Some of the gab-line firms also have established numbers that can be called free of charge.
Employees at one of the firms that offer the free dial-a-porn lines, Sapphire Communications of Pennsylvania Inc., referred questions about the services to the company's New York lawyer. The attorney did not return repeated phone calls yesterday and Monday.
The phone company has determined that at least five firms are using no- charge lines to provide dial-a-porn and party-line services, but was able to contact only one, Duddy said yesterday. Duddy said that firm, which he would not identify, told Bell it was using the free number to drum up business for its billable services.

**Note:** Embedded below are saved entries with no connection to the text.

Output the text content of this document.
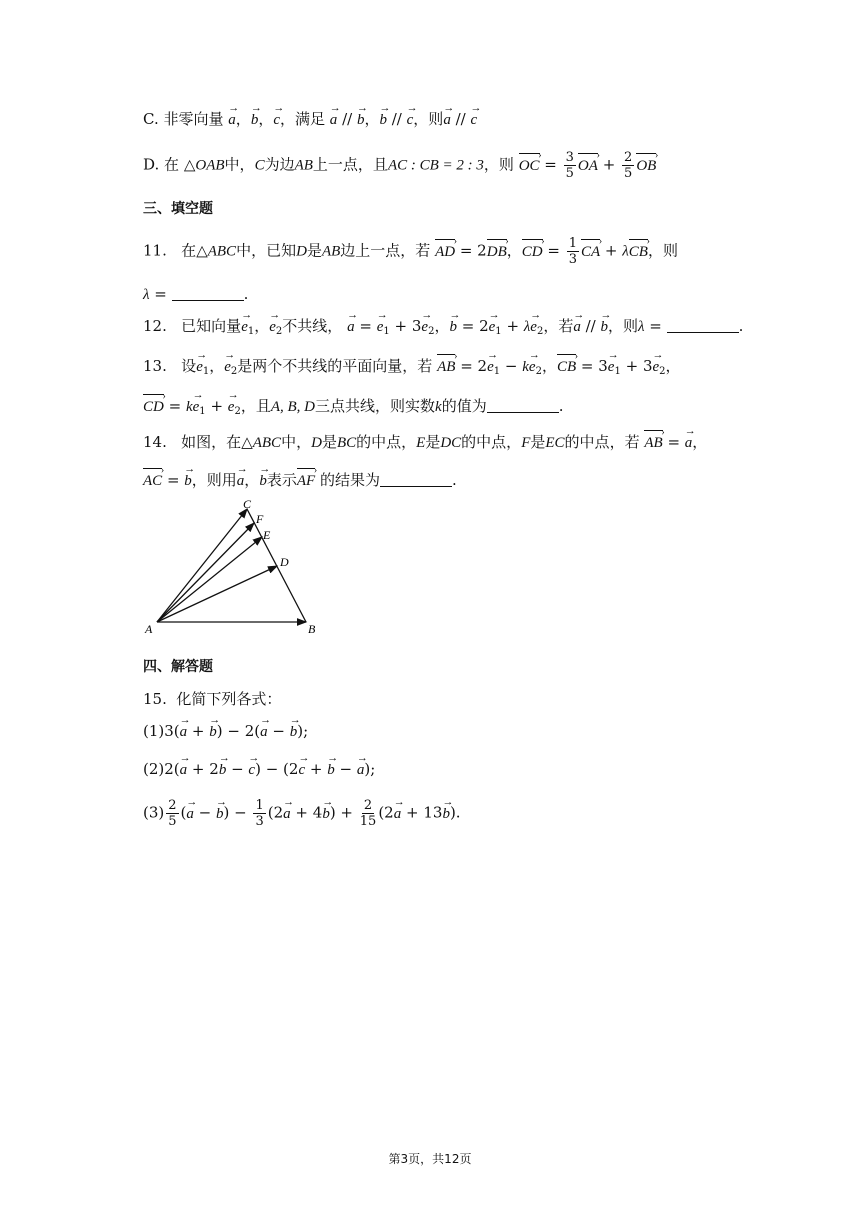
C. 非零向量 a →，b →，c →，满足 a → // b →，b → // c →，则a → // c →
D. 在 △OAB中，C为边AB上一点，且AC : CB = 2 : 3，则 OC › = $\frac{3}{5}$ OA › + $\frac{2}{5}$ OB ›
三、填空题
11. 在△ABC中，已知D是AB边上一点，若 AD › = 2DB ›，CD › = $\frac{1}{3}$ CA › + λCB ›，则
λ =	.
12. 已知向量$e \to_1$，$e \to_2$不共线， a → = $e \to_1 + 3e \to_2$，b → = $2e \to_1 + \lambda e \to_2$，若a → // b →，则λ =	.
13. 设$e \to_1$，$e \to_2$是两个不共线的平面向量，若 AB › = $2e \to_1$ − ke $\to_2$，CB › = $3e \to_1 + 3e \to_2$，
CD › = ke $\to_1 + e \to_2$，且A, B, D三点共线，则实数k的值为	.
14. 如图，在△ABC中，D是BC的中点，E是DC的中点，F是EC的中点，若 AB › = a →，
AC › = b →，则用a →，b →表示AF › 的结果为	.
A	B
C
F
E
D
四、解答题
15. 化简下列各式：
(1)3(a → + b →) − 2(a → − b →);
(2)2(a → + 2b → − c →) − (2c → + b → − a →);
$(3) \frac{2}{5} (a$ → − b →) − $\frac{1}{3} (2a$ → + 4b →) + $\frac{2}{15} (2a$ → + 13b →).
第3页，共12页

In response to widespread consumer complaints, the phone company in August assigned a special exchange to dial-a-porn and party-line services. Previously, the services, which are part of a wide array of what the phone company calls audio-text services, ranging from dial-a-prayer to the latest stock quotations, all could be reached via phone numbers with a 976 exchange. The controversial dial-a-porn and gab-lines were assigned to a 556 exchange that could only be reached by Bell customers who asked in writing to have access to them.
As a service to the firms that provide the messages or information, Bell bills its customers who dial the 976 or 556 numbers, then passes on what it collects to the firms. Bell charges the firms a fee for the billing services, and so shares in the profits the calls produce.
But, according to Duddy, there is no way a customer can be billed for calls to the new numbers, which carry 471 and 474 exchanges serving Southwest Philadelphia.
The company believes calls to the dial-a-porn numbers are being routed to telephone-answering machines that simply play back sexually explicit messages when a connection is made.
"If you want to put a message on your answering machine, there's nothing we can do about it," Duddy said yesterday.